Die Mahlzeit hat euch satt und träge gemacht, trotzdem bestimmt ihr einen Wachrhythmus und beendet den Tag mit dem wohligen Gefühl eines vollen Magens.
Der nächste morgen bringt kalten Nebel und Feuchtigkeit perlt auf allem. Nach einem guten Frühstück macht ihr euch auf den Weg. Die Taschen voller Gemüse aus Irians Garten das euch bestimmt noch zwei oder drei Tage satt machen wird. Danach jedoch müsst ihr neue Nahrung finden.
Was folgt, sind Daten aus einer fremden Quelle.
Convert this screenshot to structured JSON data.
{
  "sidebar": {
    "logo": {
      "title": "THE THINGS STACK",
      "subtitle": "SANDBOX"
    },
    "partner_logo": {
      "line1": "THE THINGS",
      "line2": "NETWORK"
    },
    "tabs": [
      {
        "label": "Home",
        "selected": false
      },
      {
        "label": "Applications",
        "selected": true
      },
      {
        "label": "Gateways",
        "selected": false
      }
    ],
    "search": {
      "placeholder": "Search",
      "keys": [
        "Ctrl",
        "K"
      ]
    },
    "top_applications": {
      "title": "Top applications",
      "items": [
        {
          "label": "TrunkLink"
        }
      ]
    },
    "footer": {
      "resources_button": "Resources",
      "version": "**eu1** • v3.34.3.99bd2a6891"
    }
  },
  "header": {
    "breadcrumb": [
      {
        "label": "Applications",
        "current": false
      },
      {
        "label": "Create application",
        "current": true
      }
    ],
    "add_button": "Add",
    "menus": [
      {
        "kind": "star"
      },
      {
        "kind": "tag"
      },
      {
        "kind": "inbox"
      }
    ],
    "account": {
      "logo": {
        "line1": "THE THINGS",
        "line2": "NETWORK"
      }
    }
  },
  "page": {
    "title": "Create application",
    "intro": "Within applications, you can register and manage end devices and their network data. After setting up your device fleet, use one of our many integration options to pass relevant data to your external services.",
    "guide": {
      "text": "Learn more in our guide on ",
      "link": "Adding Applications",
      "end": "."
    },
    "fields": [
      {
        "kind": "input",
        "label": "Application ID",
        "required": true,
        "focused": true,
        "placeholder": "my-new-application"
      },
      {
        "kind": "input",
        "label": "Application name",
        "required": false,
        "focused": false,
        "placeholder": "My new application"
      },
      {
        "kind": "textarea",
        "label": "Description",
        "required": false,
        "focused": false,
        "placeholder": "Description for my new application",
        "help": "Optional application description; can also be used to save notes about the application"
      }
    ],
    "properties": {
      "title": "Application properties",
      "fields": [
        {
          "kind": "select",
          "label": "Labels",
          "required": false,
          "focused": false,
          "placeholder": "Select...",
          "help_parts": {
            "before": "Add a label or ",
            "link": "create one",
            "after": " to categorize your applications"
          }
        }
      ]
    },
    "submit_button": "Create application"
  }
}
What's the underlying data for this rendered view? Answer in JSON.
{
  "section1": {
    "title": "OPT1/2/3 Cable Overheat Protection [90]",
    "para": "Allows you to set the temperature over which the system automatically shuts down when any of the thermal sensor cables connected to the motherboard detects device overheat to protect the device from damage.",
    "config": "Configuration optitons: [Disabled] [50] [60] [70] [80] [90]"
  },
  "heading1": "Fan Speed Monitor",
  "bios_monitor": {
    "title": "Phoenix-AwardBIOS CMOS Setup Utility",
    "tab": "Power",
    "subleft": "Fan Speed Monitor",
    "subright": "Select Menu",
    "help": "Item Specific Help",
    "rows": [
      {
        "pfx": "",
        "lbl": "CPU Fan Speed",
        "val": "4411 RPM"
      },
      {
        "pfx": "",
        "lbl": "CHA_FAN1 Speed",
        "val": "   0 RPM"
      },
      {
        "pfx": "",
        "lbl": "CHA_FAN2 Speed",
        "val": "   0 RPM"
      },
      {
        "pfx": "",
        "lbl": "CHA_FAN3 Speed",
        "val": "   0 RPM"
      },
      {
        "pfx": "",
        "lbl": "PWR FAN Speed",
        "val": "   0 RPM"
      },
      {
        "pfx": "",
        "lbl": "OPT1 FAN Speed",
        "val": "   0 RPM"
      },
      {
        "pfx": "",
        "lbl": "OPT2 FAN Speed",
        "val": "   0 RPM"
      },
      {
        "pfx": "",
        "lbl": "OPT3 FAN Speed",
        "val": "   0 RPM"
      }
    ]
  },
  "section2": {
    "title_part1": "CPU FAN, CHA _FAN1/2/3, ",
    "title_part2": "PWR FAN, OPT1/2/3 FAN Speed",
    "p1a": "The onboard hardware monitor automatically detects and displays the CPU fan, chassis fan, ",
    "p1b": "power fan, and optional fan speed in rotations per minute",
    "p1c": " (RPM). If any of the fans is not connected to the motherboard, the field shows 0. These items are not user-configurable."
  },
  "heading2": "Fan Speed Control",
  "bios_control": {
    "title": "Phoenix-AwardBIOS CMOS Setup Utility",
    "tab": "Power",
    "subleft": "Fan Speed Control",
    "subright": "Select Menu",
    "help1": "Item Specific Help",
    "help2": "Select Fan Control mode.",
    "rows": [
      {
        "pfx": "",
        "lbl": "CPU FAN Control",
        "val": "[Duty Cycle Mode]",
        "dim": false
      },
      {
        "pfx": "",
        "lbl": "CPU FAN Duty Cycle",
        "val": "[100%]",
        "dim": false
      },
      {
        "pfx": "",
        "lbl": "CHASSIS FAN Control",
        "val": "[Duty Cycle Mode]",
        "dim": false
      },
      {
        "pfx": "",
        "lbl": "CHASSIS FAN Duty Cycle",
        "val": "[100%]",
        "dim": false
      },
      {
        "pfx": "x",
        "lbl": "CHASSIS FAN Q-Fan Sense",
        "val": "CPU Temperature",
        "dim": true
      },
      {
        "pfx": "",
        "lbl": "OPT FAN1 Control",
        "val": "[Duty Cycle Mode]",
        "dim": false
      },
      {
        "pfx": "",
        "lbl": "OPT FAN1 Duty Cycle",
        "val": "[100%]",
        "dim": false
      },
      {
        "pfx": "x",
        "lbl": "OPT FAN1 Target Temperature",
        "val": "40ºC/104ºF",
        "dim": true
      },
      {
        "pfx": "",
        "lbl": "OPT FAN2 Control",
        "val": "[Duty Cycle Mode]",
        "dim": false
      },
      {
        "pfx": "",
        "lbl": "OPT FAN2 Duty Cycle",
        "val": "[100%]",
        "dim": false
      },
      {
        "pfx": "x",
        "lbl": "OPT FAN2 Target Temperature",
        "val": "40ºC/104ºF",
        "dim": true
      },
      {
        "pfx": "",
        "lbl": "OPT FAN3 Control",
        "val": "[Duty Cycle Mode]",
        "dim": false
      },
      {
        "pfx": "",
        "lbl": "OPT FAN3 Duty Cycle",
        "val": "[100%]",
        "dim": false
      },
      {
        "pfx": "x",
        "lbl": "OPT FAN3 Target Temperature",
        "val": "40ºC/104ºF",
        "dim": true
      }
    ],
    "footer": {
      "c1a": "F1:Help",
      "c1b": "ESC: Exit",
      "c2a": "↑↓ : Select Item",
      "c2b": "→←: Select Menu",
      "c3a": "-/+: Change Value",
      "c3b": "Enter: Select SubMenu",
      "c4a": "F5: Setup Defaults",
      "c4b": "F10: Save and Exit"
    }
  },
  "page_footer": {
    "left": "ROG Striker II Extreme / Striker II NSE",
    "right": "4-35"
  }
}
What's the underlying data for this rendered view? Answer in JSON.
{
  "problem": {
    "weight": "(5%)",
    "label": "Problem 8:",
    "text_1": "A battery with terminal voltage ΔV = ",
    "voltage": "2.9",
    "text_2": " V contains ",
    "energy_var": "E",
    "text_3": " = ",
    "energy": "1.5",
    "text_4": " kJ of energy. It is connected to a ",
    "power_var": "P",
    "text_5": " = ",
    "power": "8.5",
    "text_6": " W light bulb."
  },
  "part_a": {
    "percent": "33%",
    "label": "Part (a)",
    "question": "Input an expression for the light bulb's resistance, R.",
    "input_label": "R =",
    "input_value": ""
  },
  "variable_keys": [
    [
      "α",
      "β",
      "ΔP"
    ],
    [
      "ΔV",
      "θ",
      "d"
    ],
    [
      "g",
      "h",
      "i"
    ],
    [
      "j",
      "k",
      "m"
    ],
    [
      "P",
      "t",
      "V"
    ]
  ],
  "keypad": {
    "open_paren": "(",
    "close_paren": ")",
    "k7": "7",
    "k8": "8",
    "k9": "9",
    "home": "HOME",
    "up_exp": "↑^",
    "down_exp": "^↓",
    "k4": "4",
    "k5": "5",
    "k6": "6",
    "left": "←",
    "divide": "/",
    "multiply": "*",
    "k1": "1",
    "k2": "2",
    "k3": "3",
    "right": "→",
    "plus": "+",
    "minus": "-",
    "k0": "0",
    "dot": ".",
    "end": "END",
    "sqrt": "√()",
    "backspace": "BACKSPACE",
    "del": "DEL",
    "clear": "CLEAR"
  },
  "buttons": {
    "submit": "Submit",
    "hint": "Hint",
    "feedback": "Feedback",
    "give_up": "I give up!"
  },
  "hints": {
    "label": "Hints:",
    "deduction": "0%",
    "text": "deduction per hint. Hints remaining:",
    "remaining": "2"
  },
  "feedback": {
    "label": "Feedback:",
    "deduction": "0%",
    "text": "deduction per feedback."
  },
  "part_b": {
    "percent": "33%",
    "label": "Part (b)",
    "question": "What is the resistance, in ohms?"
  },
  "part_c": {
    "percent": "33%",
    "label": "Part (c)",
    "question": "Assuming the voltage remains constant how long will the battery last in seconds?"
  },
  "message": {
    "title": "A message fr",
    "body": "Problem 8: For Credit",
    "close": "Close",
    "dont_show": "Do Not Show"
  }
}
Wie schon beim Riesen sagt ihr den Reim auf:
For all there is to wonder
How the beard grew and the treasures be spread
He who did things others could not believe
The trails to Runvid´s cairn Coldhammer lead.
Und erneut öffnet sich vor euch knackend und rumpelnd ein Pfad durch die Wildnis des Waldes. Er ist nur schmal aber zu erkennen. Eine Lücke zwischen den ganzen Bäumen welcher sich mal hier mal dorthin windet.
Kaum habt ihr Irians kleine Hütte aus den Augen verloren schließt sich der Wald hinter euch und es ist als hätte sie nie existiert.